Why should anyone’s wants and needs be pandered to at all? If it doesn’t suit you as it is, politely decline, don’t think you just have to supply a list of demands and the whole thing will be rejigged to suit you.

celticprincess · 03/09/2019 20:38

We went to a wedding of a cousin once and left out 9 month old behind. It was a no child rule. We were really put out when we got there to find other babies there - apparently their need to breastfeed over my need to bottle feed was why they got invited, oh and they had to travel further. We all travelled and stayed overnight so I’m not sure distanced really mattered that much as flying 2 hours and driving 3 hours is neither here nor there. Oh and the other baby in attendance was a friend and not family like us.

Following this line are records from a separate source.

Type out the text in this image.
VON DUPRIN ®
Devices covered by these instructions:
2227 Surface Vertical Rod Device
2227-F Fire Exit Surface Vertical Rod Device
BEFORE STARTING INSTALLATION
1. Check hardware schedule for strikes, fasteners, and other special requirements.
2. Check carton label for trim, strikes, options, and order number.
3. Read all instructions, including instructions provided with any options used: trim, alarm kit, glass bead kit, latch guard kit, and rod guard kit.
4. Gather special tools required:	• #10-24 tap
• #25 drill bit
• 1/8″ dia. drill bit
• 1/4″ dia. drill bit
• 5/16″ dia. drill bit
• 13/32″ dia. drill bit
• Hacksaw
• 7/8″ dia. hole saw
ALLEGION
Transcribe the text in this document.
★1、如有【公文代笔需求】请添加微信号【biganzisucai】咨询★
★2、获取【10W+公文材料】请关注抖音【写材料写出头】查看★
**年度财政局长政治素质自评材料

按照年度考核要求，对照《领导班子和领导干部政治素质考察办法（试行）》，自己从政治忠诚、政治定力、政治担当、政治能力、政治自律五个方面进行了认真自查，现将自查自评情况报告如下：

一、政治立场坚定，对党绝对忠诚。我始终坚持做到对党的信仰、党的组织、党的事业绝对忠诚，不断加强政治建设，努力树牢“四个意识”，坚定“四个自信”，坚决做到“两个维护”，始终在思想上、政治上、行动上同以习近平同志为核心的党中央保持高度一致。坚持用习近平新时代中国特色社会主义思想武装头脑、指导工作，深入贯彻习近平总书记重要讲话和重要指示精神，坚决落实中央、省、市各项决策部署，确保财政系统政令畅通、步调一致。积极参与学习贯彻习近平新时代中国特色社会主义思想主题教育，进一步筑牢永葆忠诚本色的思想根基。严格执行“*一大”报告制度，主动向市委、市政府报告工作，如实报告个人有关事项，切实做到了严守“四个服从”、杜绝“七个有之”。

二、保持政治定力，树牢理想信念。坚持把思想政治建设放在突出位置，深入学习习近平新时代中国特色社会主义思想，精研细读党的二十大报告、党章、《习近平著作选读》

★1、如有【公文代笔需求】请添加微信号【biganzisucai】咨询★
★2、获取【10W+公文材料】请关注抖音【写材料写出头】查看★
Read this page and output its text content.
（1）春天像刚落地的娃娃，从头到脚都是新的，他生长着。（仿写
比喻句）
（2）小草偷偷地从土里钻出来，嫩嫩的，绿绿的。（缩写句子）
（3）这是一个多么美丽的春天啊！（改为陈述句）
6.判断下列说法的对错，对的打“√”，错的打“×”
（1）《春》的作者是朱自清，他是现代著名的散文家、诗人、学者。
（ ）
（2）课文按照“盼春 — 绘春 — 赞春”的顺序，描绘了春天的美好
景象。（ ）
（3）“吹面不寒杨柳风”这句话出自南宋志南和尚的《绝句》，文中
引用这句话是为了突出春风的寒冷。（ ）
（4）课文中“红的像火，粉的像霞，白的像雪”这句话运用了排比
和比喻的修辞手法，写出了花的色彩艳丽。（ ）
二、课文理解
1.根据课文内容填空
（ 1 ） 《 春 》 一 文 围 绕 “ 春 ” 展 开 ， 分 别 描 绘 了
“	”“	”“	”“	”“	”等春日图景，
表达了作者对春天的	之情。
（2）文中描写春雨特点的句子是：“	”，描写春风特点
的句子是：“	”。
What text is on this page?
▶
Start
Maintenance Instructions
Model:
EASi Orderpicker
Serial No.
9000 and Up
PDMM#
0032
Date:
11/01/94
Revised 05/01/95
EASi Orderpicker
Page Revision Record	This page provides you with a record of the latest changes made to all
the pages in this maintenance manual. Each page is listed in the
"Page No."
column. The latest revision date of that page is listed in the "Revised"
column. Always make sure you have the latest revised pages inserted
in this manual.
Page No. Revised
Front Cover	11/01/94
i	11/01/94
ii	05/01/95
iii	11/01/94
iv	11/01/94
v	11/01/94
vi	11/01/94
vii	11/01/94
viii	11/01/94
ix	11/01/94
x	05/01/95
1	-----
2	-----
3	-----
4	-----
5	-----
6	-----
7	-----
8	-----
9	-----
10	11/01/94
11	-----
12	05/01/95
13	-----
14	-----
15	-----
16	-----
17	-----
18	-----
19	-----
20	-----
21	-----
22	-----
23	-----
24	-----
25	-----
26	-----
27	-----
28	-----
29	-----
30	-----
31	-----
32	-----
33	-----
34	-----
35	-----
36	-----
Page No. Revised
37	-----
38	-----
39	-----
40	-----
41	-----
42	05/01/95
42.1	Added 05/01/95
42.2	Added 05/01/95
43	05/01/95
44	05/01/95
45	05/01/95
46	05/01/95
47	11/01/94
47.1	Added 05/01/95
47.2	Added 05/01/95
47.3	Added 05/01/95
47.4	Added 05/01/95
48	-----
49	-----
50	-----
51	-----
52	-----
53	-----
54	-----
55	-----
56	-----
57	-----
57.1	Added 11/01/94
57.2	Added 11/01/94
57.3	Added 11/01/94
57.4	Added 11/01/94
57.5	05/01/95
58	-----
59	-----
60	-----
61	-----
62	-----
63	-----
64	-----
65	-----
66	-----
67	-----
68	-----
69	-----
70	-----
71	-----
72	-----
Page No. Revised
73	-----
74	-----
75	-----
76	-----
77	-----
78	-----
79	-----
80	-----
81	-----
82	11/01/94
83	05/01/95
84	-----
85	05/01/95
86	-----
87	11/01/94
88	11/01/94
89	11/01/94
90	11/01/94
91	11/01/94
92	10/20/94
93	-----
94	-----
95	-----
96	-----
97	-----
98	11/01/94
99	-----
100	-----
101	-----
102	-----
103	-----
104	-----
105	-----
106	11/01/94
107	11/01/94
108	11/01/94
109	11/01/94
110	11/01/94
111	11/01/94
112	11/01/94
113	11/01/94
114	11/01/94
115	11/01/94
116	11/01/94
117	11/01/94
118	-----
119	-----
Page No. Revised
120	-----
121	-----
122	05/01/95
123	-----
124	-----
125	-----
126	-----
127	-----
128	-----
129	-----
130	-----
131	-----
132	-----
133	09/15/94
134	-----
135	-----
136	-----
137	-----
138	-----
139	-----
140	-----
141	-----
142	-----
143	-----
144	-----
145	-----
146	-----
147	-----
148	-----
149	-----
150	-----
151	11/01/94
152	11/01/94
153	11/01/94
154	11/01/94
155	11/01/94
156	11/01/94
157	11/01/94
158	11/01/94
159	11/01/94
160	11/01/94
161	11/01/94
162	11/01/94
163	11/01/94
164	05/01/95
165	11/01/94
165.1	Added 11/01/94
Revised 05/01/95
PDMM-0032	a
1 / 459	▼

I’ve nothing against the adult only rule but do get annoyed that there are too many exceptions. For this I’d decline in future. We had a no children rule for the daytime with one exception only and that was a toddler nephew who was out late boy. We invited wider family in the evening and the adults who came to the day part then did bring their children to the evening do. The day part was very long. 10am wedding, photos at the wedding venue and then on to reception venue for more photos and the meal and speeches and not the environment for kids really added with the cost of feeding kids. There was also a few hours break before the evening due to timings. His family had masses of child/teenage cousins. They mostly lived locally and all enjoyed the evening do when they came back with their kids. One friend travelled a distance and was happy to come without their children.

If I was to remarry now (we divorced many years ago) I’d struggle with the child only thing as I have lots of friends and family with children. Back when I got married first time most of my friends didn’t have children.

TellMeWhoTheVilliansAre · 03/09/2019 20:42

You are upset because your children are the only family children not to have a role in the wedding, so aren’t invited.

Her children aren't immediate family though. The groom is her husband's cousin. Her husband might well be the grooms one and only cousin but she has no idea how many cousins with children the bride has. And if the couple make exceptions for one cousin, other cousins will have their noses out of joint!

No matter what you do you can't please everyone. So they should simply please themselves.

LaurieMarlow · 03/09/2019 20:43

apparently their need to breastfeed over my need to bottle feed was why they got invited, oh and they had to travel further. We all travelled and stayed overnight so I’m not sure distanced really mattered that much as flying 2 hours and driving 3 hours is neither here nor there

Perhaps it’s just me, but I totally get why their baby was prioritised over yours.

celticprincess · 03/09/2019 20:50

@LaurieMarlow I don’t think any baby should have had priority. Babes in arms, shouldn’t matter how they are fed.

LaurieMarlow · 03/09/2019 20:53

i don’t think any baby should have had priority. Babes in arms, shouldn’t matter how they are fed.

Well if possible, of course I agree.

But if you had to prioritise, yes it does matter how the baby is fed. Surely you see this?